メアリー:「うう……いたた。私は何らかの攻撃を受け、壁に大穴を開けるほどの衝撃で叩きつけられましたが、なんとか無事だったようです。今、私はのそのそと穴から這い出しています。怪我一つないのは、キサキ祀葉が語っていた、選ばれし者特有の能力なのでしょうか?恐らくそれは正しいでしょう。敵として現れた【どうして坊主】と闘っているタカシやユミコの姿を観れば、朧げに理解できることです。その一方で、ケンは英語特有の文法を用いた言論倫理性で勝負しています。それはワンオブザマストを多用する、最も使い勝手の良い表現方法の一つです。

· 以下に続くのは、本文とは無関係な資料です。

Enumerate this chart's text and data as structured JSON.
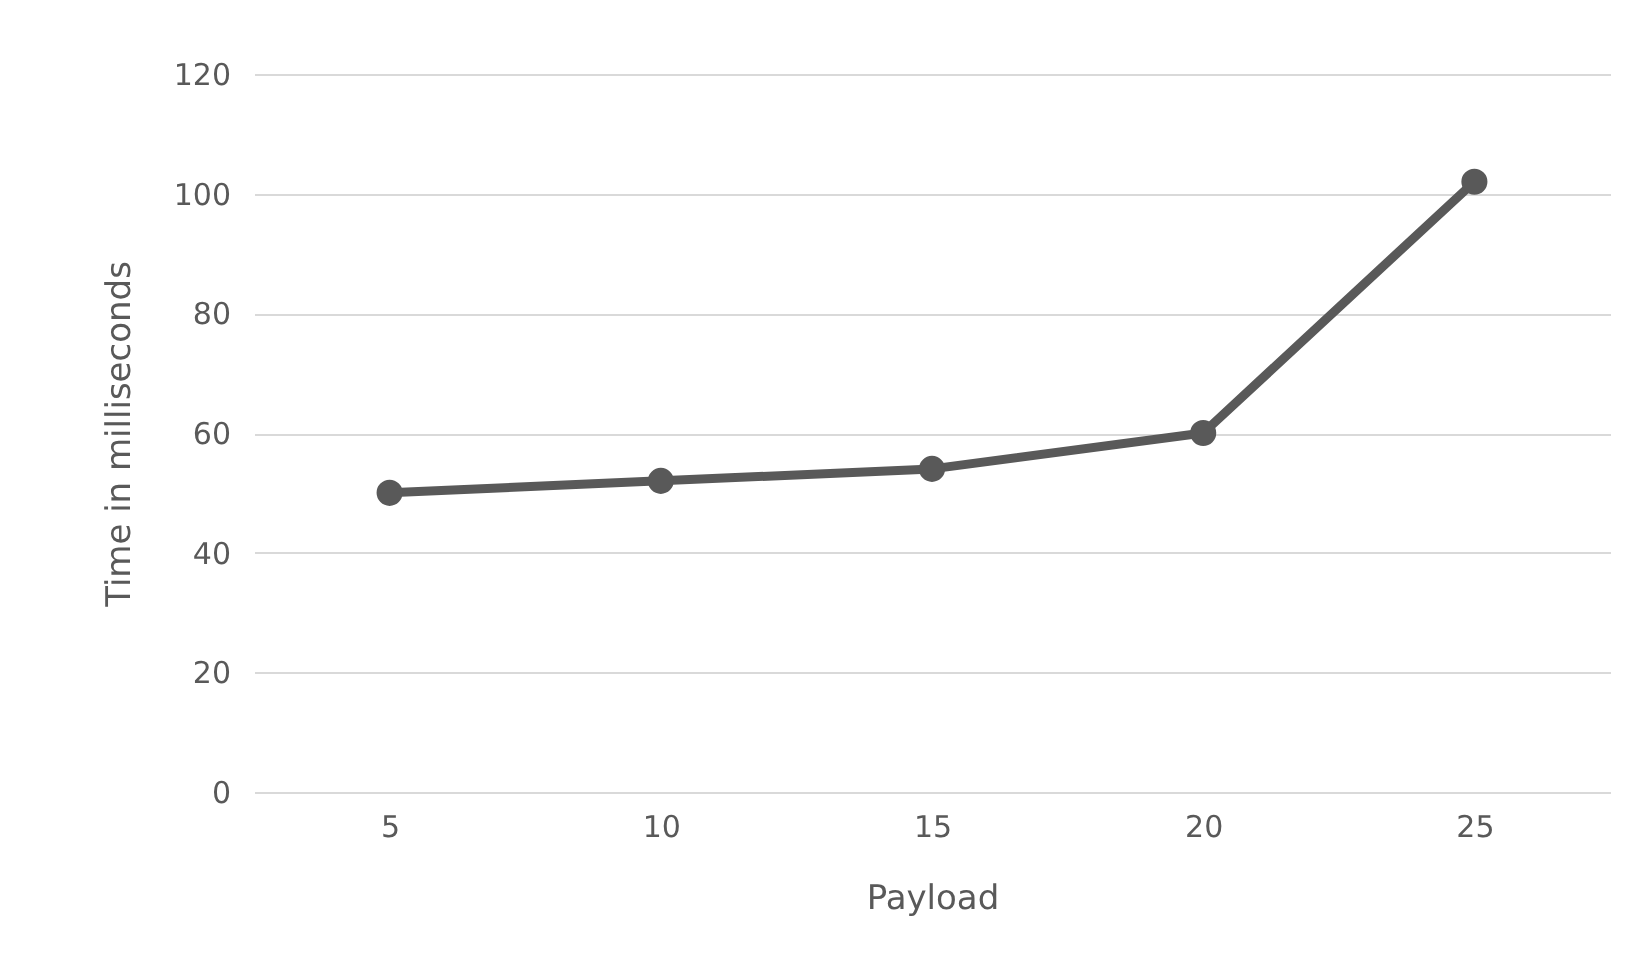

【なぜなに博士】は何でも答えると豪語していましたが、哲学的命題については簡単に答えを導くことはできないようです。そしてキサキ祀葉は、次から次へと襲い掛かる国語亡者の群れを蹴散らしています。彼女が武器として振るっているのは何らかの辞書でしょうか?私はKANJIを読む事ができませんが、どうやらタイトルは三文字の様です。ああ、しかし。なんという質量でしょう。あんなもので人の頭を叩いて無事で済むとは思えません。かなりの破壊力です。メコリ、メコリという重い音を響かせ、キサキは国語亡者をメッコメコにして、その大部分を片付けたようです。これは私たちの勝利と言えるでしょう。あ、しかし、遠くに人影が……そして閃く光が。あれは――」



「ッ!」

 キサキは彼方で煌めいたスコープの反射光に敏感に反応し、手にした広辞苑で、自分の頭部を正確に狙った銃弾を受けた。12.7mmの弾丸は破壊的な威力を発揮するが、そこは流石の広辞苑。バスン!と鈍い音を立てて、半分程度貫通したところで見事に弾丸の威力を殺して防ぐことに成功した。


 だが、その衝撃はやはり凄まじく、直後に響いた発砲音と、舞い散る紙屑と共に、キサキの身体はざざざざ!と後退る。そして――。


「……大造じいさん!そんな、あなたまで……!」

「ふふふ、人間は自分が一番強いと思っている。だけど、それは違うのだよ……」


 硝煙が燻るバレット・ファイアーアームズ社製、M82対物狙撃銃を軽々と肩に乗せた大造じいさんが、もう片方の肩に隼を乗せながら、ゆっくりと歩いてきた。


 魔教科書王の闇に蝕まれ、闇堕ちしてしまった大造じいさんは、持ち前の射撃能力と、主にタニシを利用した数々の罠を張り巡らせて戦う強敵である。ついでに隼も使役し、近接戦闘にも対応するイーグルテイマーでもあった。